Michael Wolf achieved fame when he won the 2005 World Press Photo with his China, Factory of the World project, and the 2010 World Press Photo with his Tokyo Compression. The present book offers his personal take on the French capital. Singling out typical architectural features of the Parisian landscape he renders the seemingly banal immortal, as only he knows how.
Roofs, chimneys, and lights provide the pictures with rhythm, with their colours, shapes, and above all their volumes. Wolf invites the reader to enter his highly distinctive visual world and let his gaze follow the snaking lines of walls and gutters, dwelling on unexpected details lovingly picked out. The photographer’s underlying desire is to encourage us to consider the environmental and architectural context that provides a framework for all these rigorously rectangular features.

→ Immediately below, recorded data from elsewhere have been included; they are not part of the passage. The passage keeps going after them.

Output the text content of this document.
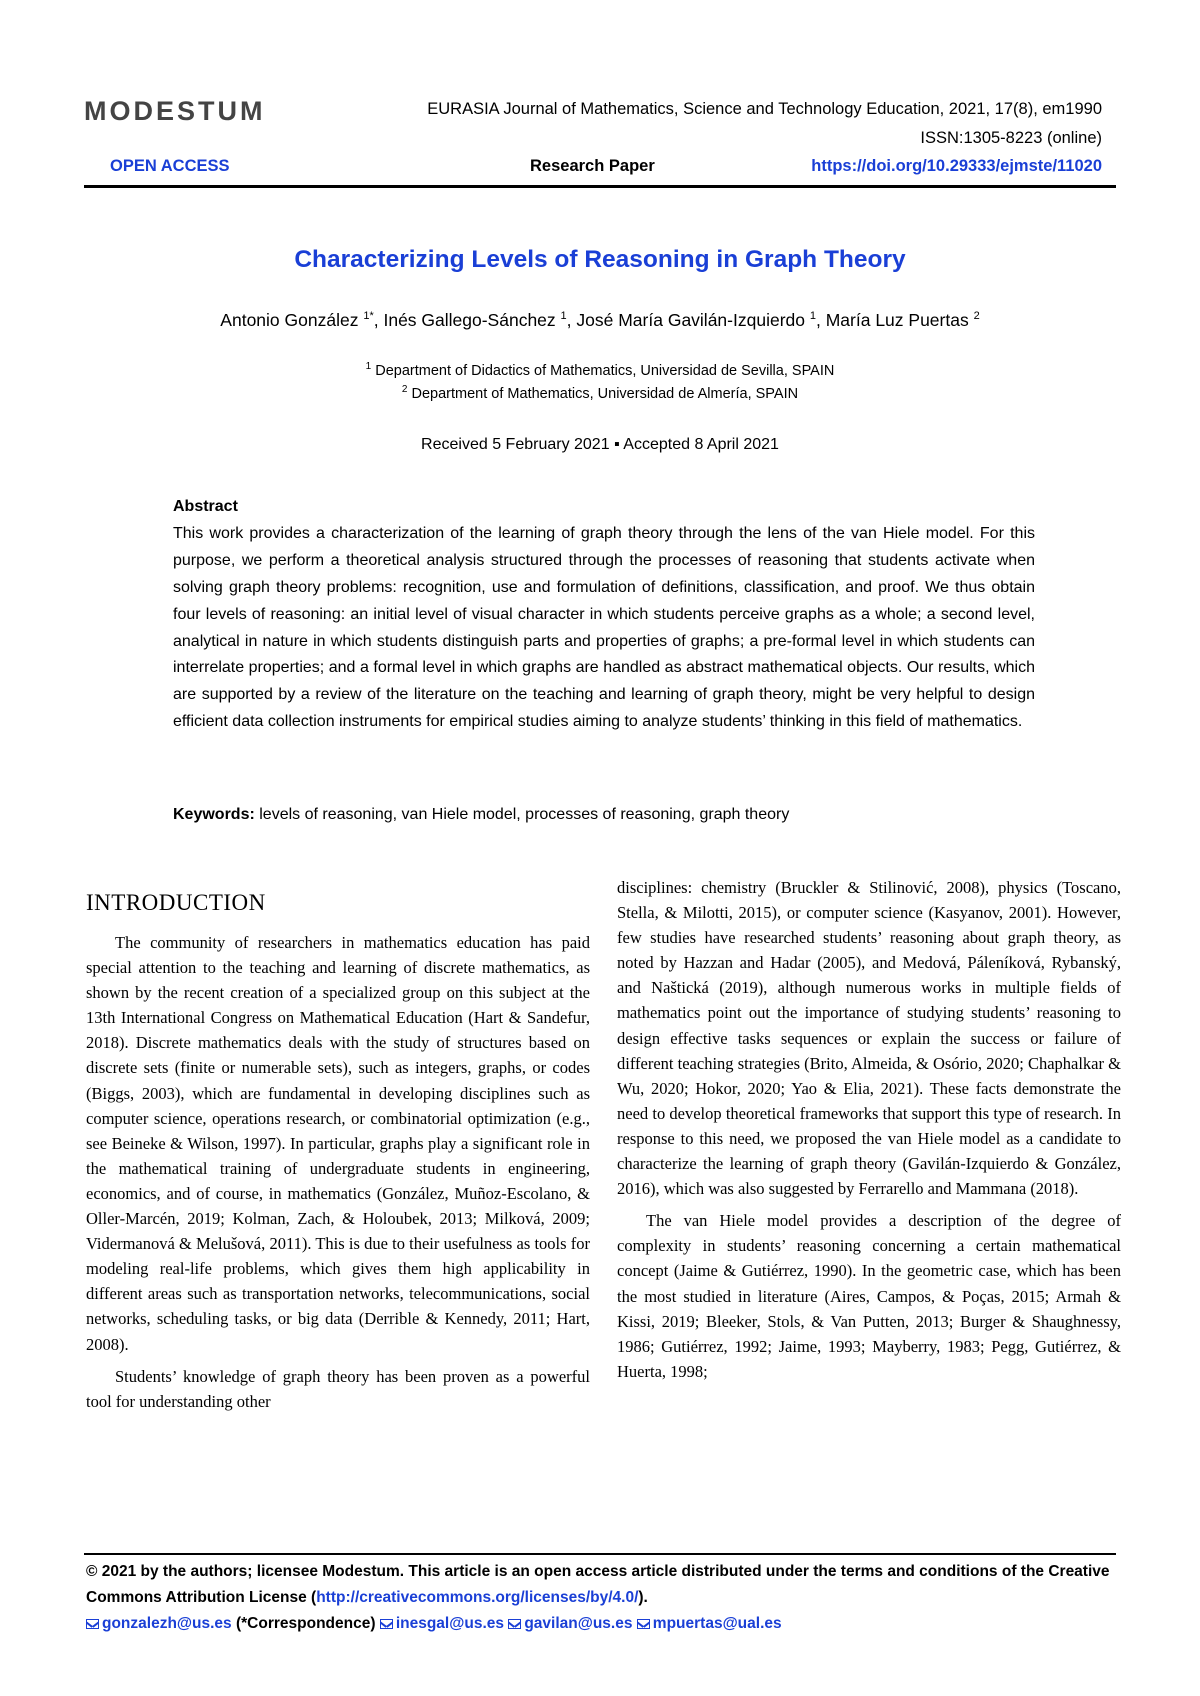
MODESTUM	EURASIA Journal of Mathematics, Science and Technology Education, 2021, 17(8), em1990
ISSN:1305-8223 (online)
OPEN ACCESS	Research Paper	https://doi.org/10.29333/ejmste/11020
Characterizing Levels of Reasoning in Graph Theory
Antonio González $^{1*}$, Inés Gallego-Sánchez $^1$, José María Gavilán-Izquierdo $^1$, María Luz Puertas $^2$
$^1$ Department of Didactics of Mathematics, Universidad de Sevilla, SPAIN
$^2$ Department of Mathematics, Universidad de Almería, SPAIN
Received 5 February 2021 ▪ Accepted 8 April 2021
Abstract
This work provides a characterization of the learning of graph theory through the lens of the van Hiele model. For this purpose, we perform a theoretical analysis structured through the processes of reasoning that students activate when solving graph theory problems: recognition, use and formulation of definitions, classification, and proof. We thus obtain four levels of reasoning: an initial level of visual character in which students perceive graphs as a whole; a second level, analytical in nature in which students distinguish parts and properties of graphs; a pre-formal level in which students can interrelate properties; and a formal level in which graphs are handled as abstract mathematical objects. Our results, which are supported by a review of the literature on the teaching and learning of graph theory, might be very helpful to design efficient data collection instruments for empirical studies aiming to analyze students’ thinking in this field of mathematics.
Keywords: levels of reasoning, van Hiele model, processes of reasoning, graph theory
INTRODUCTION

The community of researchers in mathematics education has paid special attention to the teaching and learning of discrete mathematics, as shown by the recent creation of a specialized group on this subject at the 13th International Congress on Mathematical Education (Hart & Sandefur, 2018). Discrete mathematics deals with the study of structures based on discrete sets (finite or numerable sets), such as integers, graphs, or codes (Biggs, 2003), which are fundamental in developing disciplines such as computer science, operations research, or combinatorial optimization (e.g., see Beineke & Wilson, 1997). In particular, graphs play a significant role in the mathematical training of undergraduate students in engineering, economics, and of course, in mathematics (González, Muñoz-Escolano, & Oller-Marcén, 2019; Kolman, Zach, & Holoubek, 2013; Milková, 2009; Vidermanová & Melušová, 2011). This is due to their usefulness as tools for modeling real-life problems, which gives them high applicability in different areas such as transportation networks, telecommunications, social networks, scheduling tasks, or big data (Derrible & Kennedy, 2011; Hart, 2008).

Students’ knowledge of graph theory has been proven as a powerful tool for understanding other

disciplines: chemistry (Bruckler & Stilinović, 2008), physics (Toscano, Stella, & Milotti, 2015), or computer science (Kasyanov, 2001). However, few studies have researched students’ reasoning about graph theory, as noted by Hazzan and Hadar (2005), and Medová, Páleníková, Rybanský, and Naštická (2019), although numerous works in multiple fields of mathematics point out the importance of studying students’ reasoning to design effective tasks sequences or explain the success or failure of different teaching strategies (Brito, Almeida, & Osório, 2020; Chaphalkar & Wu, 2020; Hokor, 2020; Yao & Elia, 2021). These facts demonstrate the need to develop theoretical frameworks that support this type of research. In response to this need, we proposed the van Hiele model as a candidate to characterize the learning of graph theory (Gavilán-Izquierdo & González, 2016), which was also suggested by Ferrarello and Mammana (2018).

The van Hiele model provides a description of the degree of complexity in students’ reasoning concerning a certain mathematical concept (Jaime & Gutiérrez, 1990). In the geometric case, which has been the most studied in literature (Aires, Campos, & Poças, 2015; Armah & Kissi, 2019; Bleeker, Stols, & Van Putten, 2013; Burger & Shaughnessy, 1986; Gutiérrez, 1992; Jaime, 1993; Mayberry, 1983; Pegg, Gutiérrez, & Huerta, 1998;

© 2021 by the authors; licensee Modestum. This article is an open access article distributed under the terms and conditions of the Creative Commons Attribution License (http://creativecommons.org/licenses/by/4.0/).
gonzalezh@us.es (*Correspondence) inesgal@us.es gavilan@us.es mpuertas@ual.es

This dreamlike journey into a Paris viewed from the rooftops is underlined in the second part of the book. The shadows of trees decorate the façades of various buildings, creating a visual poetry and prompting an intimate dialogue where, in the absence of all human presence, nature and architecture blend into one another.
Michael Wolf (1954-2019) lived in Europe, America, and Asia, spending his last years in Hong Kong. A German photographer specialized in urban shots, he graduated in photography from the Folkwang University of the Arts in Essen, where he studied under Otto Steinert. Among his most noteworthy projects are the “beehive” skyscrapers in Hong Kong. The focus of his research is city life, especially in overpopulated contemporary metropolises, and their inhabitants’ loss of individuality. Wolf’s work has been displayed in a variety of locations, including the Venice Biennale of Architecture, the Aperture Foundation Gallery in New York, the Hong Kong Shenzhen Biennale, and the Museum of Contemporary Photography in Chicago. His works are also present in many permanent collections, including those of the Metropolitan Museum of Art in New York, the Museum of Contemporary Photography in Chicago, and the German Architecture Museum in Frankfurt.
Johan-Frederik Hel Guedj, a French writer, has published two novels (Le traitement des cendres, L’amour grave), a collection of short stories (De mon vivant), an account of polar exploration (Chercheurs d’éternité), and an essay on Orson Welles (La règle du faux). He lives in Brussels and writes on contemporary art in the daily newspaper L’Echo/De Tijd.